The narcissistic parasite diagnosis matters because it changes the threat model. A psychopath is dangerous because they don’t feel the harm they cause. A narcissistic parasite is dangerous because their survival depends on producing a specific feeling in you. The psychopath doesn’t care what you think of them. Leviev cared so much that he built a ten-million-dollar operation around making sure you thought he was the most important person you’d ever met. That kind of need doesn’t come from an absence of feeling. It comes from a self so empty that other people’s feelings are the only building material available.
Common questions
Was the Tinder Swindler a psychopath?
No. Simon Leviev is a narcissistic parasite. His entire operation depended on women believing he was extraordinary, and a psychopath needs no audience. A psychopath would have extracted money the efficient way and skipped the private jets. Leviev could not skip them.
What is a narcissistic parasite?
A person whose psychological survival depends on a host’s perception of them. The parasite cannot generate self-worth internally, so a living person has to reflect back an image of greatness. Cut the reflection off and the parasite destabilizes rather than simply moving on.
Why did he spend so much on luxury if he was stealing money?
Because the luxury produced the belief that drove the extraction.
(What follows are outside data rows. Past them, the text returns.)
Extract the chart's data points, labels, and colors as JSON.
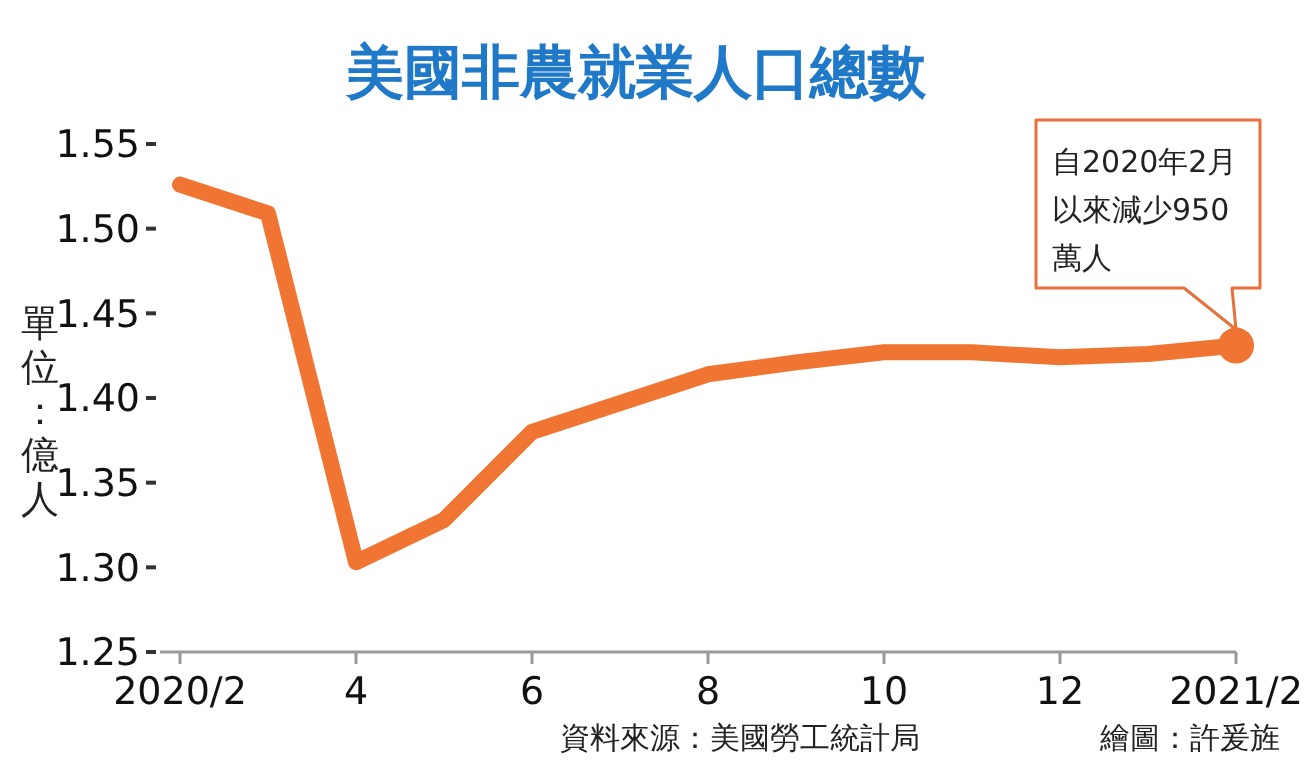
{
  "chart_data": {
    "type": "line",
    "title": "美國非農就業人口總數",
    "ylabel": "單位：億人",
    "categories": [
      "2020/2",
      null,
      "4",
      null,
      "6",
      null,
      "8",
      null,
      "10",
      null,
      "12",
      null,
      "2021/2"
    ],
    "series": [
      {
        "color": "#f07532",
        "values": [
          1.526,
          1.509,
          1.303,
          1.328,
          1.38,
          1.397,
          1.414,
          1.421,
          1.427,
          1.427,
          1.424,
          1.426,
          1.431
        ]
      }
    ],
    "ylim": [
      1.25,
      1.55
    ],
    "yticks": [
      1.25,
      {
        "value": 1.3,
        "label": "1.30"
      },
      1.35,
      {
        "value": 1.4,
        "label": "1.40"
      },
      1.45,
      {
        "value": 1.5,
        "label": "1.50"
      },
      1.55
    ],
    "marker": "none",
    "line_style": "solid",
    "grid": false,
    "annotations": [
      {
        "text": "自2020年2月以來減少950萬人",
        "x": "2021/2",
        "y": 1.431
      },
      "資料來源：美國勞工統計局",
      "繪圖：許爰旌"
    ]
  }
}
The diamond-heir story, the bodyguards and the first-class travel existed to make each woman feel chosen by someone rare. The money came only after the belief was in place, so the spending was the engine, not waste.
How is this different from a psychopath running a scam?
A psychopath needs access and can run a con on fear, confusion or coercion. Leviev needed devotion. When his targets saw him clearly and stopped admiring him, he turned aggressive and desperate instead of finding a new mark, which is a narcissistic injury response.